[UPDATE: If you're searching for ways to better use your multiple cores, the R2007a release seems to support multithreaded computations. More on this on my recent post.]
I haven’t posted much recently. Well, I can say for my defense that I was sick (actually we were all three sick, each in turn) and shortly after that we went on vacation. Also, next week I have reserve duty, so I’m not going to post much in the near future either. I have still a pending SQL post I talked about a long time ago that is waiting for me to finish the last quarter of it. Shame on me…
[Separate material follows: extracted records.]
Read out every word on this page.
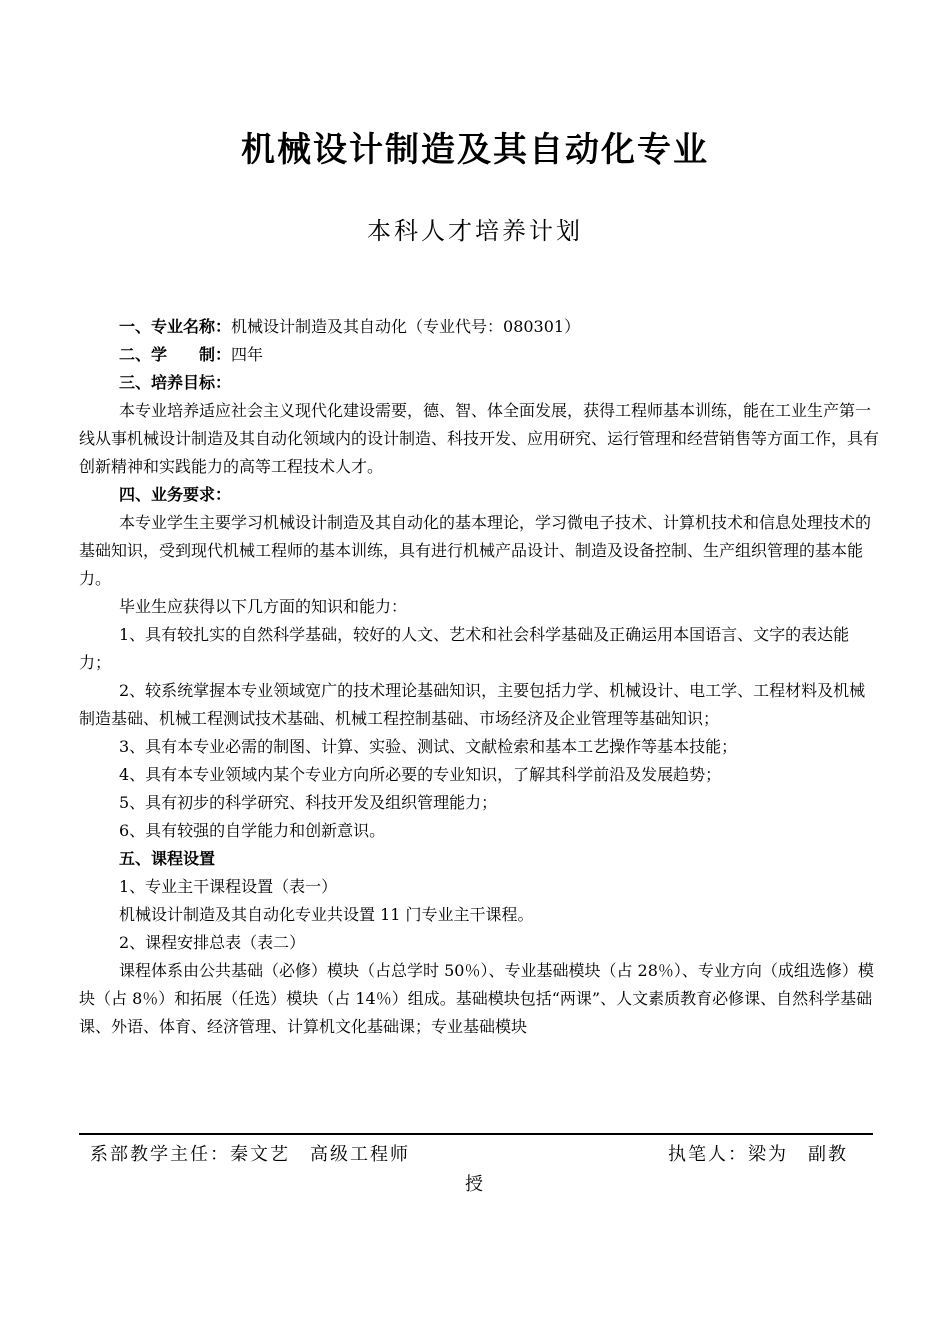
机械设计制造及其自动化专业
本科人才培养计划

一、专业名称：机械设计制造及其自动化（专业代号：080301）

二、学　　制：四年

三、培养目标：

本专业培养适应社会主义现代化建设需要，德、智、体全面发展，获得工程师基本训练，能在工业生产第一线从事机械设计制造及其自动化领域内的设计制造、科技开发、应用研究、运行管理和经营销售等方面工作，具有创新精神和实践能力的高等工程技术人才。

四、业务要求：

本专业学生主要学习机械设计制造及其自动化的基本理论，学习微电子技术、计算机技术和信息处理技术的基础知识，受到现代机械工程师的基本训练，具有进行机械产品设计、制造及设备控制、生产组织管理的基本能力。

毕业生应获得以下几方面的知识和能力：

1、具有较扎实的自然科学基础，较好的人文、艺术和社会科学基础及正确运用本国语言、文字的表达能力；

2、较系统掌握本专业领域宽广的技术理论基础知识，主要包括力学、机械设计、电工学、工程材料及机械制造基础、机械工程测试技术基础、机械工程控制基础、市场经济及企业管理等基础知识；

3、具有本专业必需的制图、计算、实验、测试、文献检索和基本工艺操作等基本技能；

4、具有本专业领域内某个专业方向所必要的专业知识，了解其科学前沿及发展趋势；

5、具有初步的科学研究、科技开发及组织管理能力；

6、具有较强的自学能力和创新意识。

五、课程设置

1、专业主干课程设置（表一）

机械设计制造及其自动化专业共设置 11 门专业主干课程。

2、课程安排总表（表二）

课程体系由公共基础（必修）模块（占总学时 50％）、专业基础模块（占 28％）、专业方向（成组选修）模块（占 8％）和拓展（任选）模块（占 14％）组成。基础模块包括“两课”、人文素质教育必修课、自然科学基础课、外语、体育、经济管理、计算机文化基础课；专业基础模块

系部教学主任：秦文艺　高级工程师	执笔人：梁为　副教
授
Anyway, I wanted to share some performance problems I had to solve recently. They are all related to Matlab, so if you’re not into Matlab I guess it will be of little interest to you J
I recently purchased a very powerful machine with a dual-core CPU, 2GB DDR2 memory, etc. I’m using it to run some very extensive calculations, mostly in Matlab. However, I got very frustrated because:
1. After a few hours of intensive execution, Matlab throws me an “out of memory” exception. And, sure enough, it’s taking up more than 2GB of memory (note that I have 2GB ram + as much cache as I like).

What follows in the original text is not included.